Aquel día estaba preparado el kraal. Las empalizadas obstruían una parte del bosque. Por un estrecho corredor vi el primer elefante que entró y se sintió cercado. Ya era tarde. Avanzaban centenares más por el estrecho corredor sin salida. El inmenso rebaño de cerca de quinientos elefantes no pudo avanzar ni retroceder.

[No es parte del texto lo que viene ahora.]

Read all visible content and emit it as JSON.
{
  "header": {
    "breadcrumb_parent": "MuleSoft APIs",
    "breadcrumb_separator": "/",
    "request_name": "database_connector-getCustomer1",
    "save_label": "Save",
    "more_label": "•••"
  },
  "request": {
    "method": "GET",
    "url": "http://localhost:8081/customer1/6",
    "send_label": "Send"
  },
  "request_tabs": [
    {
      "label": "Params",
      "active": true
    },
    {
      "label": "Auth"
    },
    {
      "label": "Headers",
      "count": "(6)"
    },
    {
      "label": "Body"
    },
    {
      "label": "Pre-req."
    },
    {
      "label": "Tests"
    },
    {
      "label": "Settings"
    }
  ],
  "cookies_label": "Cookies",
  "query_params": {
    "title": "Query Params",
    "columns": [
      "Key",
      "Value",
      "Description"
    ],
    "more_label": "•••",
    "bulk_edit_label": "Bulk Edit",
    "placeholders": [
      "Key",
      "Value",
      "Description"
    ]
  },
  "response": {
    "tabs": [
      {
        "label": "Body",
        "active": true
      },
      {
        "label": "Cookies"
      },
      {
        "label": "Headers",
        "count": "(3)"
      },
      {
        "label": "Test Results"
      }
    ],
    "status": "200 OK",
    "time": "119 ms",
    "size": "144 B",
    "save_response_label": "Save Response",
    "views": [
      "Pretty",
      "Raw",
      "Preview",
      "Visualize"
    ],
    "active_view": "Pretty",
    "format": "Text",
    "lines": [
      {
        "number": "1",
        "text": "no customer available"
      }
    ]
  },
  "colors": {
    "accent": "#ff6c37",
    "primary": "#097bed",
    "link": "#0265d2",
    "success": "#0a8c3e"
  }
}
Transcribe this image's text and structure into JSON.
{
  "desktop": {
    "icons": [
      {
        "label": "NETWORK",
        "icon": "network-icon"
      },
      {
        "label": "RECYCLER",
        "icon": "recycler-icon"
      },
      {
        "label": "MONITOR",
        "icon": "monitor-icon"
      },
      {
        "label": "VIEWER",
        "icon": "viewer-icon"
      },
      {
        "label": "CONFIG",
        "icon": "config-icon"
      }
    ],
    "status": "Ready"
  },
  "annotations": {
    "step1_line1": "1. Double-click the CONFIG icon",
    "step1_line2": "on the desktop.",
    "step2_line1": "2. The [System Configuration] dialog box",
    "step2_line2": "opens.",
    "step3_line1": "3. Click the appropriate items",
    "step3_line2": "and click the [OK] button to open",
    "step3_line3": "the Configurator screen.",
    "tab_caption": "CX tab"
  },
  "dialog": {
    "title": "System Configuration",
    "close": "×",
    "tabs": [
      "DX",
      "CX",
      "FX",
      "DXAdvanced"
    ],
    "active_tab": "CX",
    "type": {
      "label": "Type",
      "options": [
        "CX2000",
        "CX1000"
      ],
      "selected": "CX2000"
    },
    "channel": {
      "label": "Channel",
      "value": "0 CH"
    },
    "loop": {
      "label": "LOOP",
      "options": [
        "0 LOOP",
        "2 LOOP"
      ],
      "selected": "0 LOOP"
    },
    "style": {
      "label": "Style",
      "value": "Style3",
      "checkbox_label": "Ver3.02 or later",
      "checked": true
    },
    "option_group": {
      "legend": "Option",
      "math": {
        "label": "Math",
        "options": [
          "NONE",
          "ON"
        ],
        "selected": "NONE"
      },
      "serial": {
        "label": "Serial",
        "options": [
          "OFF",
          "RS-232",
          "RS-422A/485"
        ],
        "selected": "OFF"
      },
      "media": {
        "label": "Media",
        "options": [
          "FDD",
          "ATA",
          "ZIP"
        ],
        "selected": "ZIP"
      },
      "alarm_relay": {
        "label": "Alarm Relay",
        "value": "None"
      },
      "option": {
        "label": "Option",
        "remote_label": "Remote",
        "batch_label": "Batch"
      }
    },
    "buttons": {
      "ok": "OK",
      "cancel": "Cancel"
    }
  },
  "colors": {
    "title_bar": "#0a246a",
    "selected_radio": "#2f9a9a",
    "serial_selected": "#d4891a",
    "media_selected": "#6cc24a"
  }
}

Se dirigieron los machos más poderosos hacia las empalizadas tratando de romperlas, pero detrás de ellas surgieron innumerables lanzas que los detuvieron. Entonces se replegaron en el centro del recinto, decididos a proteger a las hembras y a las criaturas. Era conmovedora su defensa y su organización. Lanzaban un llamado angustioso, especie de relincho o trompetazo, y en su desesperación cortaban de raíz los árboles más débiles.
De pronto, cabalgando dos grandes elefantes domesticados, entraron los domadores. La pareja domesticada actuaba como vulgares policías. Se situaban a los costados del animal prisionero, lo golpeaban con sus trompas, ayudaban a reducirlo a la inmovilidad. Entonces los cazadores le amarraban una pata trasera con gruesas cuerdas a un árbol vigoroso. Uno por uno fueron sometidos de esa manera.
El elefante prisionero rechaza el alimento por muchos días. Pero los cazadores conocen sus debilidades. Los dejan ayunar un tiempo y luego les traen brotes y cogollos de sus arbustos favoritos, de ésos que, cuando estaban en libertad, buscaban a través de largos viajes por la selva. Finalmente el elefante se decide a comerlos. Ya está domesticado. Ya comienza a aprender sus pesados trabajos.